Moto CG 160 na fazenda: o selante resolve o furo de aro causado por impacto na estrada de chão?

O furo de aro, o famoso furo duplo, é causado por subcalibração e impacto — a câmara comprimida entre o aro e o terreno. O selante não resolve esse tipo. Mas na operação de fazenda, a maioria dos furos vem de arame farpado, espinho de mandacaru, prego de curral e fragmento de metal — todos na banda de rodagem e dentro do limite do TEX PRO, até 7 mm. Ou seja: o selante resolve os furos do campo, não os furos de abandono de calibragem.

O gel do selante desbalanceia o pneu e provoca vibração?

Não. O balanceamento é hidrodinâmico: o gel de alta viscosidade preenche microdeformações da rolagem e contribui para o equilíbrio dinâmico, no mesmo princípio das esferas de balanceamento. O que ele não faz é corrigir defeito mecânico — aro empenado, pneu defeituoso ou desbalanceamento prévio continuam sendo problemas do conjunto, e o manual manda corrigi-los antes da aplicação.

Pneu tratado roda mais frio? Isso ajuda no amortecimento?

A carcaça corretamente calibrada por longos períodos aquece menos — chega a rodar até 30 °C mais fria, segundo o manual. Além disso, os componentes do selante atuam como dissipadores e condutores de calor. Borracha mais fria preserva as propriedades de absorção de impacto por mais tempo e chega à reforma em melhores condições.

Trilheiro com moto de câmara: o TEX TUBELOCK mantém o amortecimento original?

Sim. O TEX TUBELOCK é formulado para pneus com câmara e veda furos de até 6 mm sem enrijecer a borracha. A câmara continua cheia de ar, e é o ar que amortece o impacto do trilho.

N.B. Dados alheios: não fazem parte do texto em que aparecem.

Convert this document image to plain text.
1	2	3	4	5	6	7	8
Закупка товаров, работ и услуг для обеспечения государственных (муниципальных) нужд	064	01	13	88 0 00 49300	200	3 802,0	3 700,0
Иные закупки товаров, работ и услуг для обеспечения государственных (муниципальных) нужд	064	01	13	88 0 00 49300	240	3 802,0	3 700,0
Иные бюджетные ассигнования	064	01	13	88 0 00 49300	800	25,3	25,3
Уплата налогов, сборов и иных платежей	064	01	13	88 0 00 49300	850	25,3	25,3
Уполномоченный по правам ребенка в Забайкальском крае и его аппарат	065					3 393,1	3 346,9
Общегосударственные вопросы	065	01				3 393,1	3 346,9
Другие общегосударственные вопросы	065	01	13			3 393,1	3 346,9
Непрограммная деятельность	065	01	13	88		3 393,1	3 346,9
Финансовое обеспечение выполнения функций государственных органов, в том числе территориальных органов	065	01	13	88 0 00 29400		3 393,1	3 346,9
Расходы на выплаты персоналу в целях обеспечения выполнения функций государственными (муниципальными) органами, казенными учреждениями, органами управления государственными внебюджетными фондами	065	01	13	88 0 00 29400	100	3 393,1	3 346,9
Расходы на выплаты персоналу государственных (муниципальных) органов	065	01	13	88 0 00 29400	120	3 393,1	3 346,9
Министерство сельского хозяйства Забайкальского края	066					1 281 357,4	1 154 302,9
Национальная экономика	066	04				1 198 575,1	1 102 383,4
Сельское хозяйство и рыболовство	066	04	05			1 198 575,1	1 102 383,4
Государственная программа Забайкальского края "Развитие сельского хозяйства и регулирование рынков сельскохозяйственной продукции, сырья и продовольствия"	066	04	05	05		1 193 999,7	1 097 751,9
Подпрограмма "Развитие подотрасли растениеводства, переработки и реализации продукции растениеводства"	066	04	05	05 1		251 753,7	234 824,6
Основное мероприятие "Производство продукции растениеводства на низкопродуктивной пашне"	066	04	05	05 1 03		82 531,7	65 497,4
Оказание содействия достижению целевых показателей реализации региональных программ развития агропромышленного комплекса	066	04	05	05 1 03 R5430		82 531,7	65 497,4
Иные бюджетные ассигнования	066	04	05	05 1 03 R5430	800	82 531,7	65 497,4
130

A diferença é que, com o selante, a câmara furada por espinho ou arame deixa de ser o fim do passeio.

Locadora de UTV: o passageiro percebe diferença no amortecimento com o selante aplicado?

Não. O selante é um gel distribuído na parede interna do pneu — ele não altera a característica de mola do ar comprimido. O passeio amortece exatamente como antes; o que muda é que o furo na duna não acontece, não cancela a experiência e não gera reembolso de diária. Cliente de experiência premium valoriza saber que a frota tem proteção preventiva de pneus.

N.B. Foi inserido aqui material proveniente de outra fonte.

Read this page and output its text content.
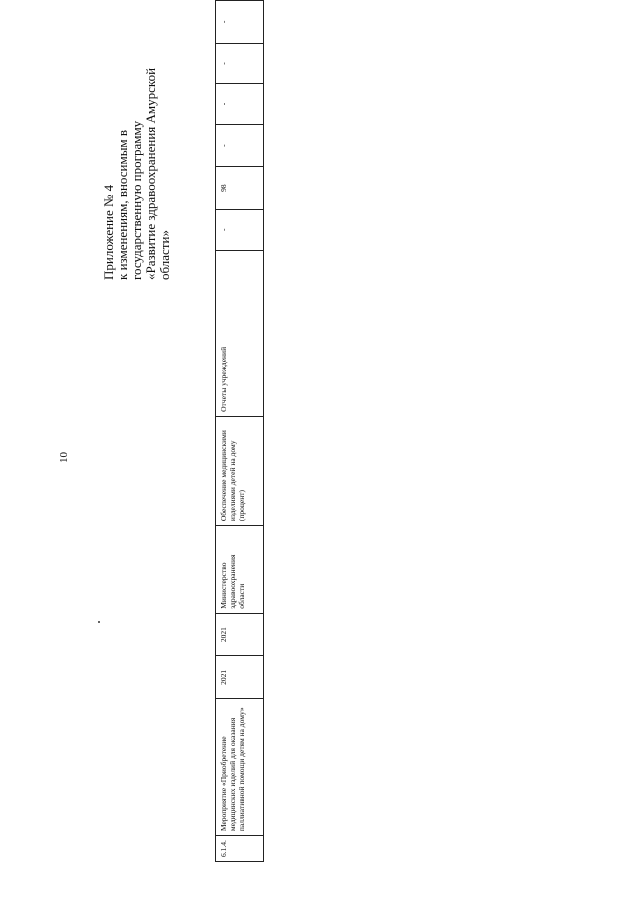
10
Приложение № 4 к изменениям, вносимым в государственную программу «Развитие здравоохранения Амурской области»
6.1.4.	Мероприятие «Приобретение медицинских изделий для оказания паллиативной помощи детям на дому»	2021	2021	Министерство здравоохранения области	Обеспечение медицинскими изделиями детей на дому (процент)	Отчеты учреждений	-	98	-	-	-	-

Pneu no TWI ainda amortece? Posso aplicar selante nele?

Não. O sulco mínimo para aplicação é 5 mm, e as barras TWI indicam 1,6 mm — no TWI ou abaixo, o pneu deve ser trocado. Amortecimento depende de borracha em condições de deformar e voltar ao formato; careca não deforma como projetado, aquaplanagem e impacto seco chegam antes do conforto. O selante não recupera borracha gasta.

Vibração no guidão do UTV depois de um passeio: é o selante?

Se o conjunto estava com defeito antes da aplicação — aro empenado, pneu defeituoso, desbalanceamento, freio ou suspensão ruins —, o selante não corrige e o manual manda não aplicar nessa condição. Vibração em pneu tratado é sinal de problema mecânico, não do gel. Faça a inspeção do conjunto e elimine a causa.

Agricultor com moto e ração na garupa: o selante prolonga o intervalo entre calibragens?

Sem selante, a calibragem ideal dura de 10 a 15 dias — o ciclo recomendado pelos fabricantes de pneus. Com o TEX PRO, a pressão se mantém por semanas ou meses, enquanto o pneu estiver montado e em serviço. Para quem faz 15 km de estrada de chão com carga, isso é menos parada para calibrar e mais segurança para o amortecimento do conjunto.